Perkuat Implementasi Forest Programme VI, PuSTARhut Gelar Workshop Sinkronisasi Data Geospasial Mangrove
Jakarta. Senin, 2 Desember 2024. Pusat Standardisasi Instrumen Pengelolaan Hutan Berkelanjutan (PuSTARhut) menggelar Workshop Sinkronisasi Data Geospasial Mangrove. Acara ini menjadi bagian penting dari persiapan implementasi rehabilitasi mangrove di lapangan oleh Forest Programme VI (FP VI). Dalam rangka penentuan lokasi kegiatan, diperlukan koordinasi dan komunikasi dengan para pihak untuk memastikan lokasi kegiatan tidak overlap dengan lokasi kegiatan lain.

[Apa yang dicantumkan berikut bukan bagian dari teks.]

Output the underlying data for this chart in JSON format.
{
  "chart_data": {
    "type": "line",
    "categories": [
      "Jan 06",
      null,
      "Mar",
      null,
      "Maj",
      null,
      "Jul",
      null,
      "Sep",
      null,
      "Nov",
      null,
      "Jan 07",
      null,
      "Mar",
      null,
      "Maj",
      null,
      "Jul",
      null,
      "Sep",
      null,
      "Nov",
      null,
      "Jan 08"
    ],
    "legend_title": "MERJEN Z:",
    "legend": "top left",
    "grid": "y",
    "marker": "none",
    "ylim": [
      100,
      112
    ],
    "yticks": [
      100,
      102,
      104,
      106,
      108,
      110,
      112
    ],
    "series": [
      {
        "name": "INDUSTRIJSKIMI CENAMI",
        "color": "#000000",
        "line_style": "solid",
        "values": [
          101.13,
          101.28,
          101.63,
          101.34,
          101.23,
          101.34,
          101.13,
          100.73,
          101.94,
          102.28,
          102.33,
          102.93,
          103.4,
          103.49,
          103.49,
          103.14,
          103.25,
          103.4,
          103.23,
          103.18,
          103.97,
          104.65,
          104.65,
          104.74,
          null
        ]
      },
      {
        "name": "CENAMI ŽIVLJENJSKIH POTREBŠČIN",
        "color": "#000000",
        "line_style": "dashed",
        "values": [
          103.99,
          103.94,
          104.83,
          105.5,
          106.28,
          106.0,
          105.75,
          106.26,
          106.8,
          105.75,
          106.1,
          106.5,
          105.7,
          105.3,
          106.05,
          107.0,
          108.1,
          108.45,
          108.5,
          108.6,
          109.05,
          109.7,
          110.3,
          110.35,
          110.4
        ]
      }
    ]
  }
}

Forest Programme VI: Protection of Mangrove Forests merupakan kerja sama antara Pemerintah Jerman dengan Pemerintah Republik Indonesia yang didanai oleh KfW Development Bank untuk mendukung konservasi dan rehabilitasi mangrove. Kegiatan rehabilitasi akan dilaksanakan pada lahan seluas 4.000 ha, sedangkan konservasi 50.000 ha yang mencakup wilayah Sumatera Utara, Kalimantan Timur, dan Papua Barat Daya.
Sebagai informasi, FP VI akan menghasilkan 5 output, yaitu konservasi rehabilitasi dan pengelolaan hutan mangrove secara berkelanjutan; advokasi masyarakat; perencanaan dan kebijakan; perumusan standar untuk memberikan guidance dalam pelaksanaan konservasi dan rehabilitasi; dan pengembangan World Mangrove Center (WMC).

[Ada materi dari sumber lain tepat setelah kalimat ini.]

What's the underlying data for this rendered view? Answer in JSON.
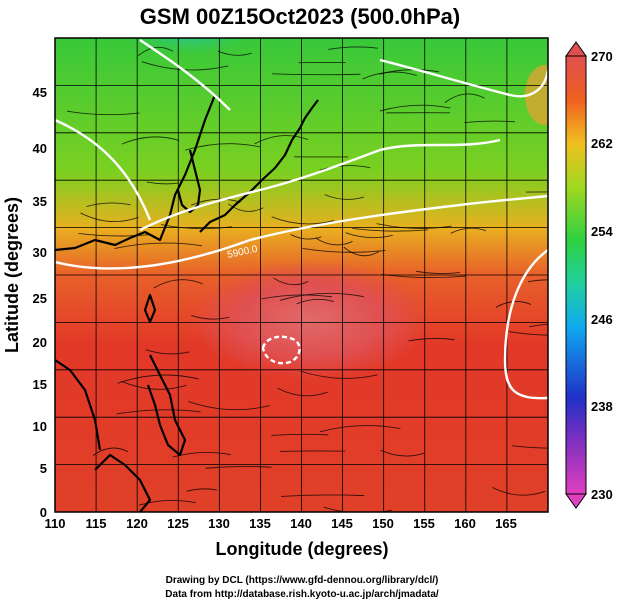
{
  "title": "GSM 00Z15Oct2023 (500.0hPa)",
  "x_axis": {
    "label": "Longitude (degrees)",
    "ticks": [
      "110",
      "115",
      "120",
      "125",
      "130",
      "135",
      "140",
      "145",
      "150",
      "155",
      "160",
      "165"
    ]
  },
  "y_axis": {
    "label": "Latitude (degrees)",
    "ticks": [
      "0",
      "5",
      "10",
      "15",
      "20",
      "25",
      "30",
      "35",
      "40",
      "45"
    ]
  },
  "colorbar": {
    "ticks": [
      "230",
      "238",
      "246",
      "254",
      "262",
      "270"
    ],
    "colors": [
      "#e040c0",
      "#7030d0",
      "#1830c8",
      "#10b0f0",
      "#30d060",
      "#60d020",
      "#f0e020",
      "#f08020",
      "#e83020",
      "#e06060"
    ]
  },
  "contour_label": "5900.0",
  "credits": {
    "line1": "Drawing by DCL (https://www.gfd-dennou.org/library/dcl/)",
    "line2": "Data from http://database.rish.kyoto-u.ac.jp/arch/jmadata/"
  },
  "chart_data": {
    "type": "heatmap",
    "title": "GSM 00Z15Oct2023 (500.0hPa)",
    "xlabel": "Longitude (degrees)",
    "ylabel": "Latitude (degrees)",
    "xlim": [
      110,
      170
    ],
    "ylim": [
      0,
      50
    ],
    "colorbar_range": [
      230,
      270
    ],
    "overlays": [
      "temperature shading",
      "wind streamlines",
      "geopotential height contours",
      "coastlines",
      "grid"
    ]
  }
}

Kepala PuSTARhut, Wening Sri Wulandari, dalam sambutannya menyampaikan progres kegiatan FP VI yang telah dilaksanakan PuSTARhut sebagai Project Executing Agency, di antaranya fasilitasi terkait dengan kegiatan lapangan Participatory Land Use Planning (PLUP), Prinsip Persetujuan Atas Dasar Informasi Awal Tanpa Paksaan (PADIATAPA), serta identifikasi lokasi kegiatan.
“Melalui workshop sinkronisasi data ini, kami ingin mendapatkan informasi dari berbagai pihak agar tidak terjadi overlap dengan kegiatan rehabilitasi mangrove yang sedang berjalan bersamaan. Pada kesempatan ini Implementation Consultant (IC) akan menyampaikan hasil identifikasi terhadap sekitar 77 Desa. Targetnya cukup banyak dan melibatkan pemangku kepentingan di daerah” ungkap Wening.
Wening menambahkan bahwa dari implementasi kegiatan rehabilitasi dan konservasi mangrove yang telah dilaksanakan, akan digunakan sebagai input informasi WMC. Ketika memilih lokasi, ada kriteria-kriteria tertentu yang harus dipenuhi, agar kegiatan rehabilitasi, restorasi, maupun konservasi memiliki keberhasilan yang tinggi” terangnya.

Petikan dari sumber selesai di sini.